Financial transactions (payments, trades)
Billing and metering
Inventory management
Any system where duplicates cause monetary impact

When At-Least-Once Is Fine

Log aggregation (duplicate log lines are harmless)
Metrics collection (idempotent counters handle duplicates)
Clickstream analytics (slight overcounting is acceptable)

Frequently Asked Questions

Is exactly-once semantics really possible?

Yes, within the scope of the processing system. Flink, RisingWave, and Kafka Streams achieve exactly-once through coordinated checkpointing and transactional writes. End-to-end exactly-once (including external sinks) requires the sink to support transactions or idempotent writes.

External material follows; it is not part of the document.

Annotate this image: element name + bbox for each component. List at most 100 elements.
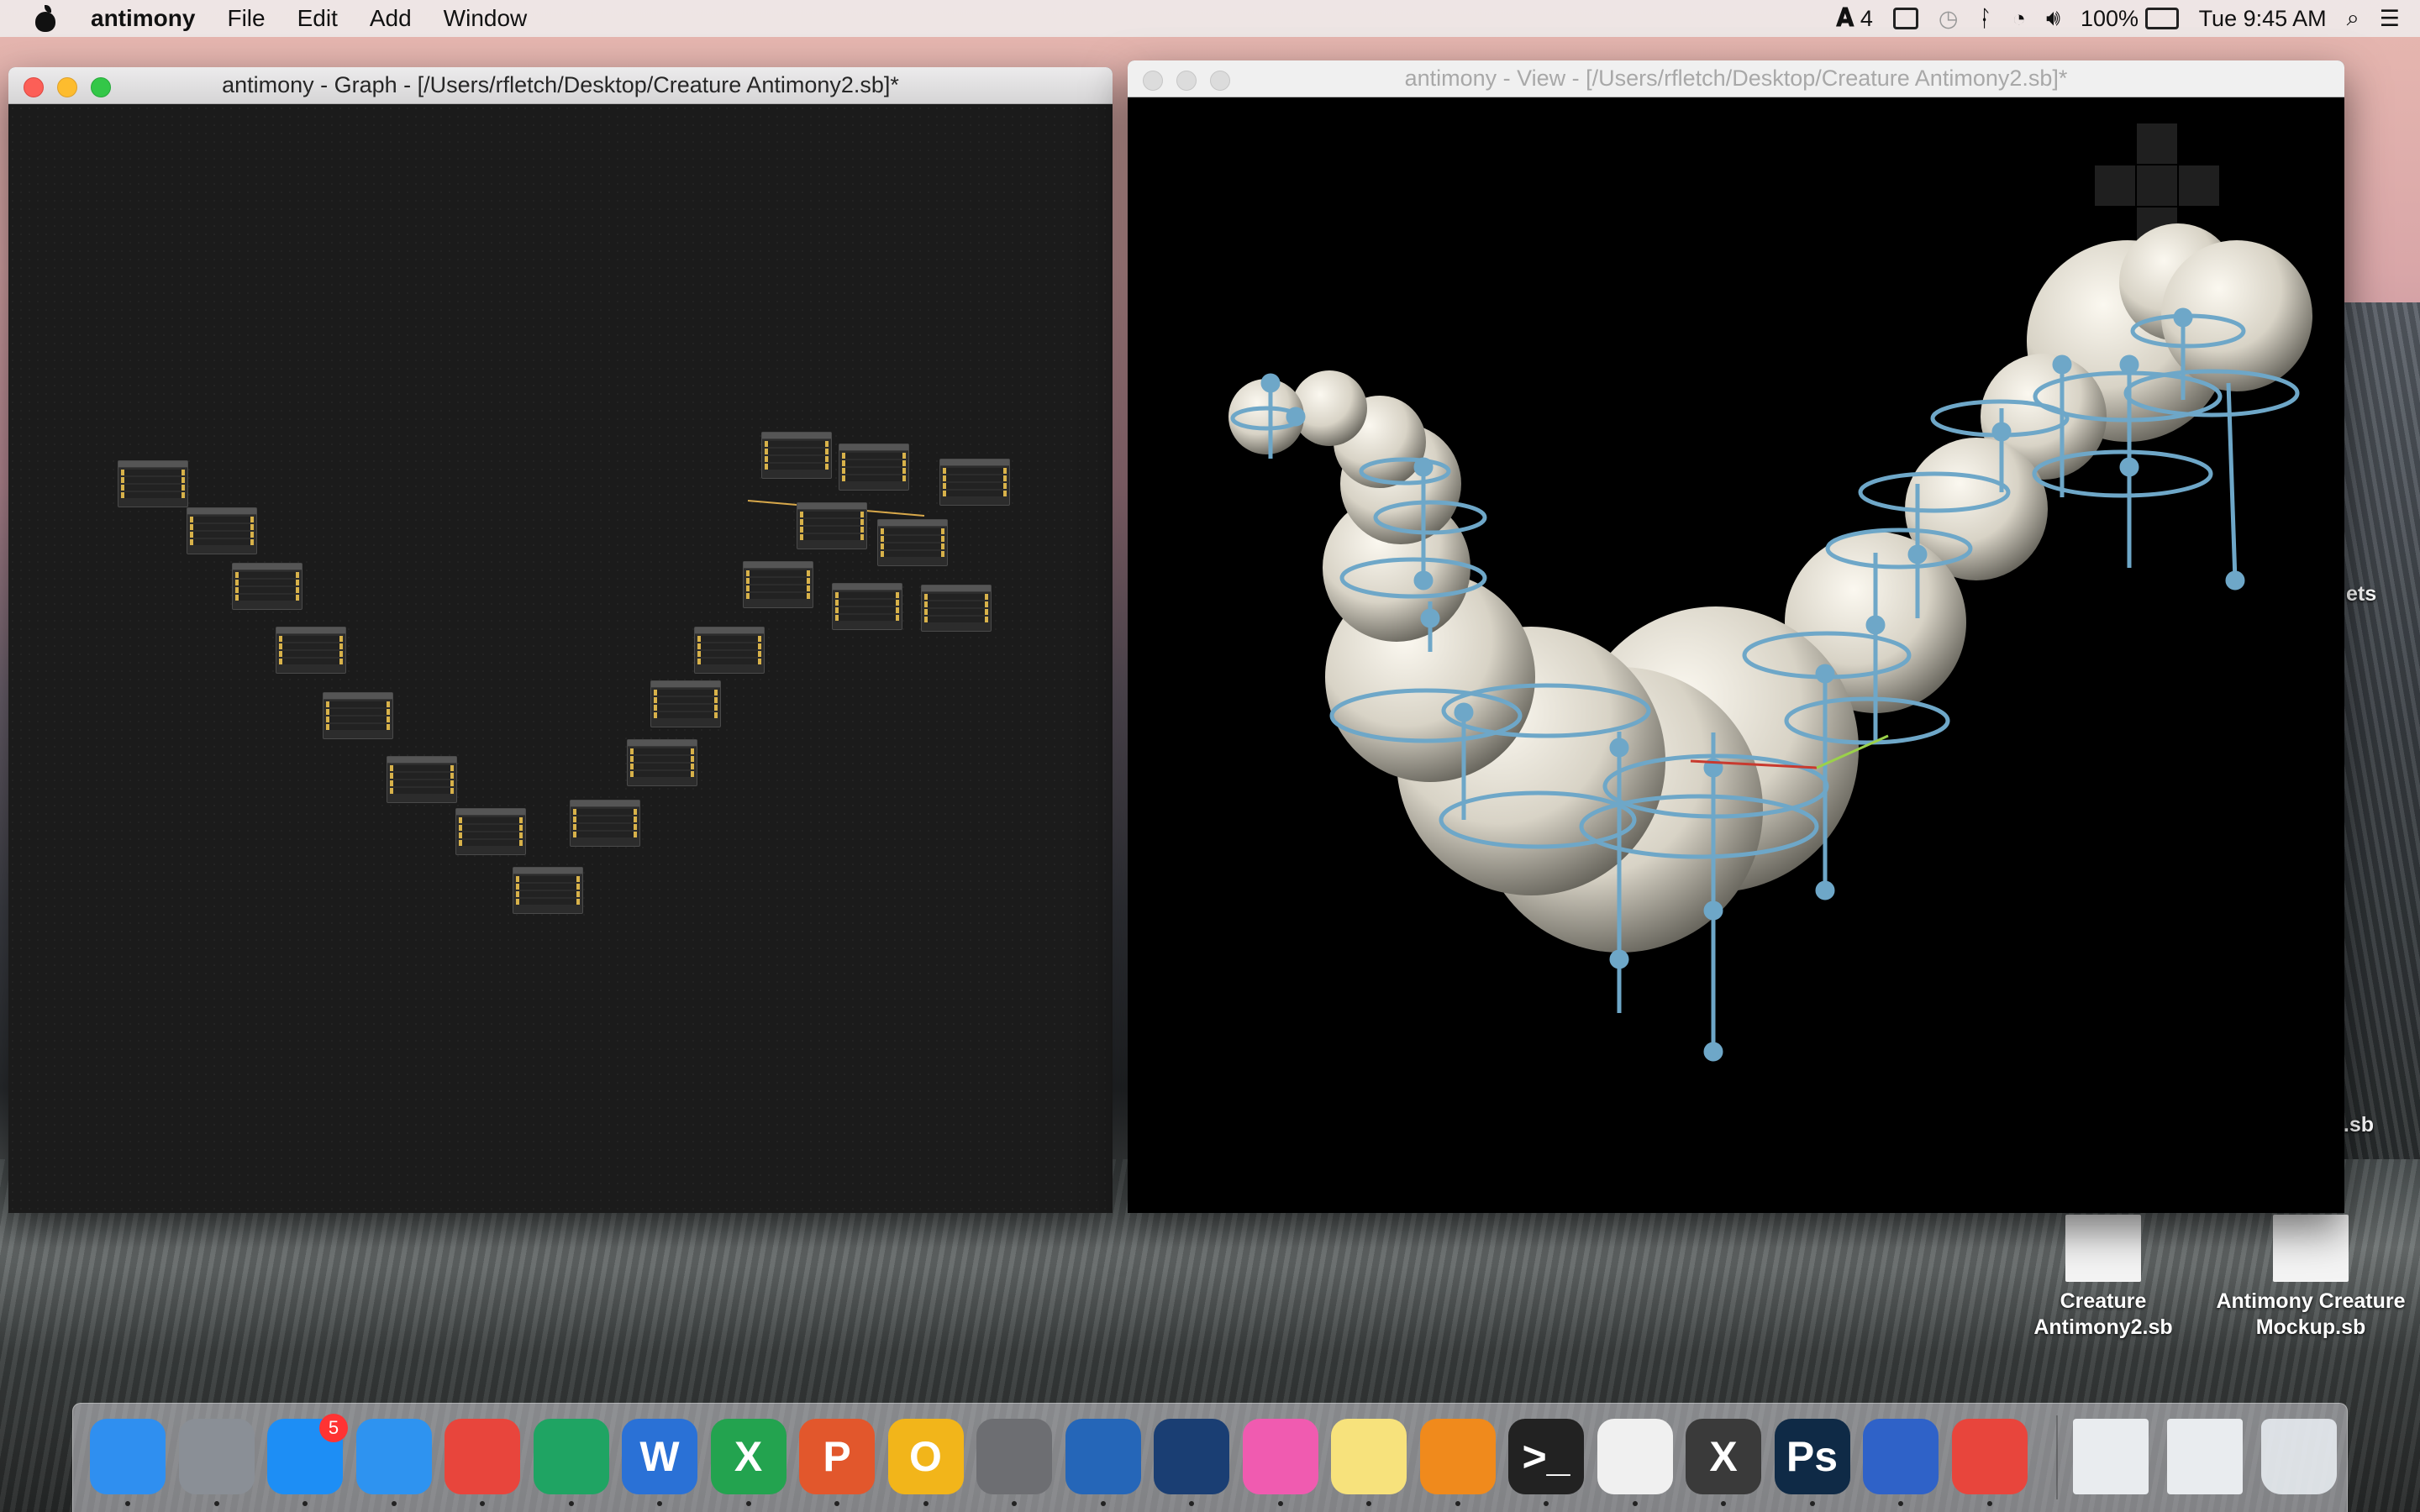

Which stream processor has the best exactly-once support?

Apache Flink has the most mature end-to-end exactly-once implementation, using two-phase commit across sources and sinks. RisingWave provides exactly-once with 1-second checkpoints and S3 state. Kafka Streams supports exactly-once within the Kafka ecosystem.

Does exactly-once affect performance?

Yes. Exactly-once adds overhead from checkpoint coordination, transactional writes, and state snapshots. Throughput typically decreases 10-30% compared to at-least-once. For most workloads, this trade-off is worth the correctness guarantee.